I have a SATA HDD case (product details) with switches that toggle the power supply for each HDD.
My aim is to control each switch individually via software.
(My background: I'm a total novice to applied electronics, but I have a good grasp of the underlying physics.)
Luckily, it suffices to connect pins A and B (or any equivalent pair) to enable the HDD power supply as if the button were pressed. The top pins are ignored.
When a HDD is attached and the switch is off, the voltage between A and B is 12V. The current, when connecting A and B, is < 1mA.
My idea is now to add a transistor to each A-B pair of pins and route a wire from each transistor base to a microcontroller that's attached to the same ground potential as the HDD case. Is this approach feasible and safe?
Can you recommend a simple, low-power microcontroller that can be attached to a consumer motherboard, preferably via USB? It should have at least 15 output pins which are only needed to toggle the transistors.
The software interface that the MC should be able to implement is trivial:
set_pin_voltage(PIN_INDEX, on|off). Maybe a simple IC is enough?

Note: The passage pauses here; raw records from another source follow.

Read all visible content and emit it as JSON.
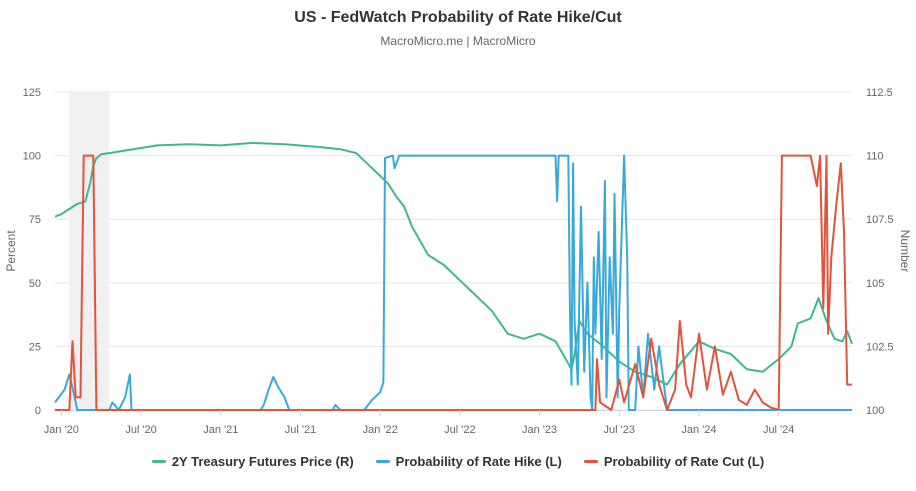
{
  "chart_data": {
    "type": "line",
    "title": "US - FedWatch Probability of Rate Hike/Cut",
    "subtitle": "MacroMicro.me | MacroMicro",
    "y_left": {
      "label": "Percent",
      "range": [
        0,
        125
      ],
      "ticks": [
        "0",
        "25",
        "50",
        "75",
        "100",
        "125"
      ]
    },
    "y_right": {
      "label": "Number",
      "range": [
        100,
        112.5
      ],
      "ticks": [
        "100",
        "102.5",
        "105",
        "107.5",
        "110",
        "112.5"
      ]
    },
    "x_range": [
      2019.96,
      2024.96
    ],
    "x_ticks": [
      {
        "label": "Jan '20",
        "t": 2020.0
      },
      {
        "label": "Jul '20",
        "t": 2020.5
      },
      {
        "label": "Jan '21",
        "t": 2021.0
      },
      {
        "label": "Jul '21",
        "t": 2021.5
      },
      {
        "label": "Jan '22",
        "t": 2022.0
      },
      {
        "label": "Jul '22",
        "t": 2022.5
      },
      {
        "label": "Jan '23",
        "t": 2023.0
      },
      {
        "label": "Jul '23",
        "t": 2023.5
      },
      {
        "label": "Jan '24",
        "t": 2024.0
      },
      {
        "label": "Jul '24",
        "t": 2024.5
      }
    ],
    "recession_band": [
      2020.05,
      2020.3
    ],
    "series": [
      {
        "name": "2Y Treasury Futures Price (R)",
        "axis": "right",
        "color": "#3db892",
        "points": [
          [
            2019.96,
            107.6
          ],
          [
            2020.0,
            107.7
          ],
          [
            2020.05,
            107.9
          ],
          [
            2020.1,
            108.1
          ],
          [
            2020.15,
            108.2
          ],
          [
            2020.18,
            108.9
          ],
          [
            2020.2,
            109.6
          ],
          [
            2020.22,
            109.9
          ],
          [
            2020.25,
            110.05
          ],
          [
            2020.3,
            110.1
          ],
          [
            2020.4,
            110.2
          ],
          [
            2020.5,
            110.3
          ],
          [
            2020.6,
            110.4
          ],
          [
            2020.8,
            110.45
          ],
          [
            2021.0,
            110.4
          ],
          [
            2021.2,
            110.5
          ],
          [
            2021.4,
            110.45
          ],
          [
            2021.6,
            110.35
          ],
          [
            2021.75,
            110.25
          ],
          [
            2021.85,
            110.1
          ],
          [
            2021.9,
            109.8
          ],
          [
            2021.95,
            109.5
          ],
          [
            2022.0,
            109.2
          ],
          [
            2022.05,
            108.9
          ],
          [
            2022.1,
            108.4
          ],
          [
            2022.15,
            108.0
          ],
          [
            2022.2,
            107.2
          ],
          [
            2022.3,
            106.1
          ],
          [
            2022.4,
            105.7
          ],
          [
            2022.5,
            105.1
          ],
          [
            2022.6,
            104.5
          ],
          [
            2022.7,
            103.9
          ],
          [
            2022.8,
            103.0
          ],
          [
            2022.9,
            102.8
          ],
          [
            2023.0,
            103.0
          ],
          [
            2023.1,
            102.7
          ],
          [
            2023.2,
            101.6
          ],
          [
            2023.22,
            102.2
          ],
          [
            2023.25,
            103.5
          ],
          [
            2023.3,
            103.0
          ],
          [
            2023.4,
            102.5
          ],
          [
            2023.5,
            101.9
          ],
          [
            2023.6,
            101.5
          ],
          [
            2023.7,
            101.3
          ],
          [
            2023.8,
            101.0
          ],
          [
            2023.88,
            101.8
          ],
          [
            2024.0,
            102.7
          ],
          [
            2024.1,
            102.4
          ],
          [
            2024.2,
            102.2
          ],
          [
            2024.3,
            101.6
          ],
          [
            2024.4,
            101.5
          ],
          [
            2024.5,
            102.0
          ],
          [
            2024.58,
            102.5
          ],
          [
            2024.62,
            103.4
          ],
          [
            2024.7,
            103.6
          ],
          [
            2024.75,
            104.4
          ],
          [
            2024.8,
            103.5
          ],
          [
            2024.85,
            102.8
          ],
          [
            2024.9,
            102.7
          ],
          [
            2024.93,
            103.1
          ],
          [
            2024.96,
            102.6
          ]
        ]
      },
      {
        "name": "Probability of Rate Hike (L)",
        "axis": "left",
        "color": "#3aa9d9",
        "points": [
          [
            2019.96,
            3
          ],
          [
            2020.02,
            8
          ],
          [
            2020.05,
            14
          ],
          [
            2020.08,
            6
          ],
          [
            2020.1,
            0
          ],
          [
            2020.18,
            0
          ],
          [
            2020.2,
            0
          ],
          [
            2020.3,
            0
          ],
          [
            2020.32,
            3
          ],
          [
            2020.36,
            0
          ],
          [
            2020.4,
            5
          ],
          [
            2020.43,
            14
          ],
          [
            2020.44,
            0
          ],
          [
            2020.6,
            0
          ],
          [
            2021.0,
            0
          ],
          [
            2021.25,
            0
          ],
          [
            2021.27,
            2
          ],
          [
            2021.3,
            8
          ],
          [
            2021.33,
            13
          ],
          [
            2021.36,
            9
          ],
          [
            2021.4,
            5
          ],
          [
            2021.43,
            0
          ],
          [
            2021.7,
            0
          ],
          [
            2021.72,
            2
          ],
          [
            2021.75,
            0
          ],
          [
            2021.9,
            0
          ],
          [
            2021.95,
            4
          ],
          [
            2022.0,
            7
          ],
          [
            2022.02,
            11
          ],
          [
            2022.03,
            99
          ],
          [
            2022.08,
            100
          ],
          [
            2022.09,
            95
          ],
          [
            2022.12,
            100
          ],
          [
            2022.5,
            100
          ],
          [
            2023.1,
            100
          ],
          [
            2023.11,
            82
          ],
          [
            2023.12,
            100
          ],
          [
            2023.18,
            100
          ],
          [
            2023.19,
            40
          ],
          [
            2023.2,
            10
          ],
          [
            2023.21,
            97
          ],
          [
            2023.22,
            35
          ],
          [
            2023.24,
            10
          ],
          [
            2023.26,
            80
          ],
          [
            2023.28,
            15
          ],
          [
            2023.3,
            50
          ],
          [
            2023.32,
            5
          ],
          [
            2023.33,
            0
          ],
          [
            2023.34,
            60
          ],
          [
            2023.35,
            30
          ],
          [
            2023.37,
            70
          ],
          [
            2023.39,
            20
          ],
          [
            2023.41,
            90
          ],
          [
            2023.42,
            5
          ],
          [
            2023.44,
            60
          ],
          [
            2023.46,
            30
          ],
          [
            2023.47,
            85
          ],
          [
            2023.49,
            5
          ],
          [
            2023.5,
            40
          ],
          [
            2023.53,
            100
          ],
          [
            2023.55,
            60
          ],
          [
            2023.56,
            0
          ],
          [
            2023.6,
            0
          ],
          [
            2023.62,
            25
          ],
          [
            2023.65,
            5
          ],
          [
            2023.68,
            30
          ],
          [
            2023.72,
            8
          ],
          [
            2023.75,
            25
          ],
          [
            2023.8,
            0
          ],
          [
            2024.2,
            0
          ],
          [
            2024.96,
            0
          ]
        ]
      },
      {
        "name": "Probability of Rate Cut (L)",
        "axis": "left",
        "color": "#e0533c",
        "points": [
          [
            2019.96,
            0
          ],
          [
            2020.05,
            0
          ],
          [
            2020.07,
            27
          ],
          [
            2020.09,
            5
          ],
          [
            2020.12,
            5
          ],
          [
            2020.14,
            100
          ],
          [
            2020.2,
            100
          ],
          [
            2020.22,
            0
          ],
          [
            2020.5,
            0
          ],
          [
            2021.0,
            0
          ],
          [
            2022.0,
            0
          ],
          [
            2023.0,
            0
          ],
          [
            2023.35,
            0
          ],
          [
            2023.36,
            20
          ],
          [
            2023.38,
            3
          ],
          [
            2023.45,
            0
          ],
          [
            2023.5,
            12
          ],
          [
            2023.53,
            3
          ],
          [
            2023.6,
            18
          ],
          [
            2023.65,
            5
          ],
          [
            2023.7,
            28
          ],
          [
            2023.75,
            10
          ],
          [
            2023.8,
            0
          ],
          [
            2023.85,
            8
          ],
          [
            2023.88,
            35
          ],
          [
            2023.92,
            10
          ],
          [
            2023.95,
            5
          ],
          [
            2024.0,
            30
          ],
          [
            2024.05,
            8
          ],
          [
            2024.1,
            25
          ],
          [
            2024.15,
            6
          ],
          [
            2024.2,
            15
          ],
          [
            2024.25,
            4
          ],
          [
            2024.3,
            2
          ],
          [
            2024.35,
            8
          ],
          [
            2024.4,
            3
          ],
          [
            2024.45,
            1
          ],
          [
            2024.5,
            0
          ],
          [
            2024.52,
            100
          ],
          [
            2024.6,
            100
          ],
          [
            2024.7,
            100
          ],
          [
            2024.74,
            88
          ],
          [
            2024.76,
            100
          ],
          [
            2024.78,
            40
          ],
          [
            2024.8,
            100
          ],
          [
            2024.81,
            30
          ],
          [
            2024.83,
            60
          ],
          [
            2024.86,
            80
          ],
          [
            2024.89,
            97
          ],
          [
            2024.91,
            70
          ],
          [
            2024.93,
            10
          ],
          [
            2024.96,
            10
          ]
        ]
      }
    ]
  }
}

What type of transistor would be appropriate? The default switch state should be off, so the transistor should only conduct when a voltage is applied to its base.
What type of cable would you recommend?
Since posting my original question, I've read a good amount of
The Art of
Electronics, but I nonetheless feel very insecure about real-life component
selection for my first electronics project.
I'd love to hear your expert advice.